Similarly, in Alaska and the Yukon, the disappearances of short-faced bears (such as the grizzly-like Arctodus simus, the largest land carnivore ever to inhabit North America), mammoths, and two horse species occurred before apparent sign of human contact.

However, a second pulse of climate-caused extinctions began in Europe and Asia about 12,000 years ago as cold-adapted animals — the wooly rhino and the mammoth — died out with warming temperatures. It’s possible, Barnosky said, that the rise of Homo sapiens sapiens, with a broad variety of tools and a diverse diet, negatively impacted these animals to an extent not seen in Europe with earlier human species, such as Homo erectus and Neanderthals.
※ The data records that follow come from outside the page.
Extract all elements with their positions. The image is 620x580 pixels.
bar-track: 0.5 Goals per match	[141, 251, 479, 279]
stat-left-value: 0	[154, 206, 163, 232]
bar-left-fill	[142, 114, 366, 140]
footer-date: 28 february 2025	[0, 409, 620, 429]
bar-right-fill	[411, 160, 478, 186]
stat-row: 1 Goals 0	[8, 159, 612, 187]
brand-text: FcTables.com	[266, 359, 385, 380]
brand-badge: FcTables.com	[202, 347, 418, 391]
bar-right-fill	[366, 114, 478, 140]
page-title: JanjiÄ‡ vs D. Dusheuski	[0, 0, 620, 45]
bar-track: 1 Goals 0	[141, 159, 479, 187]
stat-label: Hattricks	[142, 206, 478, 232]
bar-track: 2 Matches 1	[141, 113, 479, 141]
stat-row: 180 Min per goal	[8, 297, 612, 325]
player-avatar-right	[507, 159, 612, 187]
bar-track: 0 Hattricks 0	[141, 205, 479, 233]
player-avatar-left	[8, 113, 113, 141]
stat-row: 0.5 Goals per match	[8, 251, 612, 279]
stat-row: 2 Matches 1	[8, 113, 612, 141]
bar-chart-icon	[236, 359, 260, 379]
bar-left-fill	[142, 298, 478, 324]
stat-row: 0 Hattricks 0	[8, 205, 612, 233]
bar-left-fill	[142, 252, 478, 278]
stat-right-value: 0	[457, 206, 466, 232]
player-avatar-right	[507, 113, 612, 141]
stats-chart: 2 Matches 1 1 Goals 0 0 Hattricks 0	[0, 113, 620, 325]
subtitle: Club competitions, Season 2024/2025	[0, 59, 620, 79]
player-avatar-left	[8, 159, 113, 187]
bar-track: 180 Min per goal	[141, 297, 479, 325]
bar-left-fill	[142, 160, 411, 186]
North America, in particular, is an example of humans speeding the process of climate-caused extinction, in many cases by overkill. Evidence of mammoth kills date from near the first appearance of stone spearheads made by the human Clovis civilization 11,400 years ago. Only mammoths and mastodons have been found with incontrovertible evidence that they were killed by humans in North America, though human artifacts have been found in association with extinct megafauna fossils on all continents, including Africa.

Over a period of at most 1,500 years following the appearance of Clovis-style hunters, camels and horses, rhinos and peccaries, short-faced bears and saber-toothed tigers, as well as the armadillo-like glyptodonts and the giant ground sloths (Megatheriadae), all disappeared from the North American continent.
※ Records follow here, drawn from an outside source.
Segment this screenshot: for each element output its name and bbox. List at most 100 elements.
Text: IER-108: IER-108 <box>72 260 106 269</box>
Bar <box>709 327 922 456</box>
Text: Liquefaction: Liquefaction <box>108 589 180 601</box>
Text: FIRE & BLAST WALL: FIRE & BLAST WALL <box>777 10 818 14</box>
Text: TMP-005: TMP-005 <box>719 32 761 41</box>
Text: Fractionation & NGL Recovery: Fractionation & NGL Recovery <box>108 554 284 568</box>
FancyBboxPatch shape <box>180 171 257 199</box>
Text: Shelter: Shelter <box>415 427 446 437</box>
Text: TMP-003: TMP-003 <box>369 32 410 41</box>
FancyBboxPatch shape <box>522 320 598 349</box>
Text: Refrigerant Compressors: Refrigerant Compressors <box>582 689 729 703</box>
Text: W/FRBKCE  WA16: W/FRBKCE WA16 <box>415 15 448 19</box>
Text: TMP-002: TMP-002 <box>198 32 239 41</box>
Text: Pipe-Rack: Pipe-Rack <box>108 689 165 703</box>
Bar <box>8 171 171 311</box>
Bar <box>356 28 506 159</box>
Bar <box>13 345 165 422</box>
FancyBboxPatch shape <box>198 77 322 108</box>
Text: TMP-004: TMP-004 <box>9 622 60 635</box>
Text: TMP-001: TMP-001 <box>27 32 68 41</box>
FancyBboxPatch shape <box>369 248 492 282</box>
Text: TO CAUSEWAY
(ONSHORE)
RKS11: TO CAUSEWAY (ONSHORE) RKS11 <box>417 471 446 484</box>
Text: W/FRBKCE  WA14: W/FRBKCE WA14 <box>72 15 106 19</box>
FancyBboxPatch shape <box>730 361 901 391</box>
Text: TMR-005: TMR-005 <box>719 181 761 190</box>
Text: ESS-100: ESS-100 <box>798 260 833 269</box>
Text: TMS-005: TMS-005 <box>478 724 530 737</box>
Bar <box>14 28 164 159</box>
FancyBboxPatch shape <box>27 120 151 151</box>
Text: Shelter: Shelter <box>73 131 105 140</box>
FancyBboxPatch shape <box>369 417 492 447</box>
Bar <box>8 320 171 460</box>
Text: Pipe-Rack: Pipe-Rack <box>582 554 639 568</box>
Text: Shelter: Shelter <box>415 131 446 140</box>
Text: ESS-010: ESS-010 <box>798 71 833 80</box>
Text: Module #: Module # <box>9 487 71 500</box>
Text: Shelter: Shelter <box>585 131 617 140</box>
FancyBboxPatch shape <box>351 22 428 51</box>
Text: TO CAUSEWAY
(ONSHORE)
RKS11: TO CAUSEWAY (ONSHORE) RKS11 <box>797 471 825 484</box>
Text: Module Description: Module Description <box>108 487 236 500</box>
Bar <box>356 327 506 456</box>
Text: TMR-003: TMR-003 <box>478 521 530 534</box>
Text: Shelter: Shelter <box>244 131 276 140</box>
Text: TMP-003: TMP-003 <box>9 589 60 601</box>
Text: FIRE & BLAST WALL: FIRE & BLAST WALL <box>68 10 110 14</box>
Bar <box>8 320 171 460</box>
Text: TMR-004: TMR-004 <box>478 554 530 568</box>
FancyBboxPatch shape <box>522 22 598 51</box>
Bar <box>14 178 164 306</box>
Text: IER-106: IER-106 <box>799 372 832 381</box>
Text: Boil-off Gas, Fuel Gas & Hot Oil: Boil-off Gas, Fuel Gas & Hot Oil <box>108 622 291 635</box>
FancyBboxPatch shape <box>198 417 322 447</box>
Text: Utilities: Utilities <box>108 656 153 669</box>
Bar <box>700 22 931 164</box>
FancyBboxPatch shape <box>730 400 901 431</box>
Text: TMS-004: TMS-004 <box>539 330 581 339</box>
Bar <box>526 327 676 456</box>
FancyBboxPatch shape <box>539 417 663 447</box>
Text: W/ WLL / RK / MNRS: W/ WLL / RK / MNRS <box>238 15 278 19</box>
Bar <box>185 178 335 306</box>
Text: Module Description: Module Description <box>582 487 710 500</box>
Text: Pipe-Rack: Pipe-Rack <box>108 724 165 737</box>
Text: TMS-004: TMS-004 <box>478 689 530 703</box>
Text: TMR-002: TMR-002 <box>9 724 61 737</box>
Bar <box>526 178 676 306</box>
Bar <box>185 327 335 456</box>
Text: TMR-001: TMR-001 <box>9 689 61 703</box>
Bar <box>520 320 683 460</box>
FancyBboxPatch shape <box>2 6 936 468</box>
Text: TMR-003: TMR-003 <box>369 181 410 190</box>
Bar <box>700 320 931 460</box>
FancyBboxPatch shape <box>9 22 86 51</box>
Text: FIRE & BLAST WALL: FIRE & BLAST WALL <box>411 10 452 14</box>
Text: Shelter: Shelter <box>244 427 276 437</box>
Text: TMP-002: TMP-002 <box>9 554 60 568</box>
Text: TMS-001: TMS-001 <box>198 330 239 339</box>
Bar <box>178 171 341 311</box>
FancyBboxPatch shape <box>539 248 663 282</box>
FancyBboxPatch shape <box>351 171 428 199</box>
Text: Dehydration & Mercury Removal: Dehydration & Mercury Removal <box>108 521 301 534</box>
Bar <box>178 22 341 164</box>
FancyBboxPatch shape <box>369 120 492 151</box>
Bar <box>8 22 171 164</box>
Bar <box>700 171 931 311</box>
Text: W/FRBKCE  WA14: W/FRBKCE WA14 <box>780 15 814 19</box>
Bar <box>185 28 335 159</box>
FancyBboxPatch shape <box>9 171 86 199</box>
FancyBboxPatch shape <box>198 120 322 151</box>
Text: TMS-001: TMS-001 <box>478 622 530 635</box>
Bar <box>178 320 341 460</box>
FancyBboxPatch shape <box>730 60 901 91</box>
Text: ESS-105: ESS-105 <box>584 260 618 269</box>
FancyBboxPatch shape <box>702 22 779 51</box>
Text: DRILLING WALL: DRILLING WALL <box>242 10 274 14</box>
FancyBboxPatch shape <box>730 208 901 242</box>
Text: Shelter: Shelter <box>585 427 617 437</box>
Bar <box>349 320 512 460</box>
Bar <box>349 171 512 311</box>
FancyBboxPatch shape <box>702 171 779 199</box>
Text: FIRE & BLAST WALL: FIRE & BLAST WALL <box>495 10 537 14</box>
“Humans and climate change came together at exactly the same time” to lead to these great megafauna extinctions, said Barnosky, who also sees lessons for the future in these large-mammal dieoffs.

“Humans tend to impact the bigger animals, with the smaller animals as collateral damage,” he said. “Climate change is just the opposite — it affects the little guys first and then, through them, the big guys. Today we see humans taking out the bigger animals and climate change affecting the smaller animals, so we can expect to see some pretty dramatic changes in the ecosystem.”

One major problem today is that, because of human encroachment, there are no refuges for animals that might want to relocate because of climate change.

“One thing we can do, as conservationists, is to create and connect natural areas” to allow animals to move around, Barnosky added. “Because species can no longer do this by themselves, maybe the solution is to do it for them.”